Frank Jonke

Personal information
- Full name: Frank Jonke, Jr.
- Date of birth: January 30, 1985 (age 40)
- Place of birth: Pickering, Ontario, Canada
- Height: 1.91 m (6 ft 3 in)
- Position: Striker

Youth career
- 2005: Notre Dame College
- 2006–2007: Louisville Cardinals

Senior career*
- Years: Team / Apps / (Gls)
- 2007: Toronto Lynx / 2 / (0)
- 2008: Italia Shooters / 11 / (7)
- 2008: FF Jaro / 0 / (0)
- 2008: → JBK (loan) / 4 / (8)
- 2009–2010: AC Oulu / 44 / (22)
- 2011: Inter Turku / 20 / (3)
- 2012–2013: FF Jaro / 46 / (20)
- 2014–2015: FC Edmonton / 33 / (0)

International career^{‡}
- 2013: Canada / 1 / (0)

= Frank Jonke =

Canadian former soccer player (born 1985)

Frank Jonke (born January 30, 1985) is a Canadian former soccer player who played in the USL Premier Development League, Canadian Soccer League, Kakkonen, Ykkönen, Veikkausliiga, and the North American Soccer League.

==Playing career==
Born in Pickering, Ontario, Jonke was a product of the Toronto Lynx academy, playing for the U19 Toronto Lynx in the Dallas Cup. In his high school years he attended St. Mary's Catholic Secondary School. Was team captain his junior and senior seasons, leading the team in goals both seasons. Jonke earned a scholarship to attend Notre Dame College, finishing the season as top scorer in the American Mideast Conference with 25 goals. Earning NAIA Honorable Mention All-America Honors, being named to the All-American Mideast Conference first team, also named to the All-Region IX team. And was awarded the Newcomer of the Year by his teammates.

Jonke was transferred to the University of Louisville in 2005, during his junior year he started in 15 matches, led the team with seven goals on the season, and earned second team All-Big East honors.

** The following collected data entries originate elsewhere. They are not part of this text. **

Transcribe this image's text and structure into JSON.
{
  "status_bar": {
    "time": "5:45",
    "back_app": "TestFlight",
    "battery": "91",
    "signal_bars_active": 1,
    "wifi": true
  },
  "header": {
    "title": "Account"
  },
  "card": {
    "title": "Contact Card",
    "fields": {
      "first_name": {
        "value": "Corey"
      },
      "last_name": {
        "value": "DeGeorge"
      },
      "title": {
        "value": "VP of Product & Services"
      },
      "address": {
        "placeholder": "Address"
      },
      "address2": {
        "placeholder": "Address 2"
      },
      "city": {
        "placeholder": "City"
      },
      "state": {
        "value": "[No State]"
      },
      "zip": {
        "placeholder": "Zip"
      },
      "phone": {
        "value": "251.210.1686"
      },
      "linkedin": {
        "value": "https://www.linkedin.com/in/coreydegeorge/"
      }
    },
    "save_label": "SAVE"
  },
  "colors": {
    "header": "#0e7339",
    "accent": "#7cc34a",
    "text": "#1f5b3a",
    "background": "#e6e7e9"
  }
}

In his sophomore season he started in 17 games for the Cardinals, and led the team in goals scored with six goals.

On February 28, 2007, Jonke was signed by the Toronto Lynx for the 2007 PDL season, along with other Toronto Lynx academy graduates. He made his Lynx debut on May 12, 2007, against the West Michigan Edge in a 3–0 defeat at home. Unfortunately for Jonke, he was largely confined to the bench for most of the season, only appearing in 2 matches.

The following year he was transferred to the Italia Shooters for the 2008 CSL season. After scoring his first goal of the season Jonke continued his fine form by scoring 7 goals in a five consecutive matches. He also helped the Shooters achieve a 5-game undefeated streak. His performance was noticed by scouts sent by FF Jaro, and subsequently signed with the club.

He was later loaned out to Jakobstads Bollklubb, in order to gain more sufficient playing time. Jonke immediately impressed where he recorded eight goals in only four appearances. Once his loan was complete Jonke was released from his contract with Jaro. In 2009, he was signed by AC Oulu of the Ykkönen. Jonke made his debut for Oulu on April 25, 2009, where he scored the goal that tied the match 1–1 against FC Hämeenlinna. Jonke dominated the season by recording nine goals, and helped lead Oulu win promotion to the Veikkausliiga by finishing first in the standings. On September 13, 2010, he scored four goals against FC Honka.

In June 2011 he was signed by FC Inter Turku. After playing the remainder of the season with FC Inter Turku Jonke signed a contract with Veikkausliiga club FF Jaro in June 2012. In 2014, he returned to Canada to sign with FC Edmonton of the North American Soccer League. Where he suffered from a string of injuries. On October 28, 2015, he was one of the several players released from the club.

==International career ==
In 2008, he was called by head coach Nick Dasovic to the Canada men's national under-20 soccer team camp.

On January 18, 2013, Jonke received his first call up by the Canada national team for friendlies against Denmark and United States He made his senior team debut on January 29 in a friendly against United States as a second half sub for Dwayne De Rosario, the game ended as a 0–0 draw.

== Managerial career ==
In 2018, he was the head coach for SC Toronto's male and female youth programs in the Ontario Premier Development League. In 2019, he served as a coach for Sole Soccer Camp.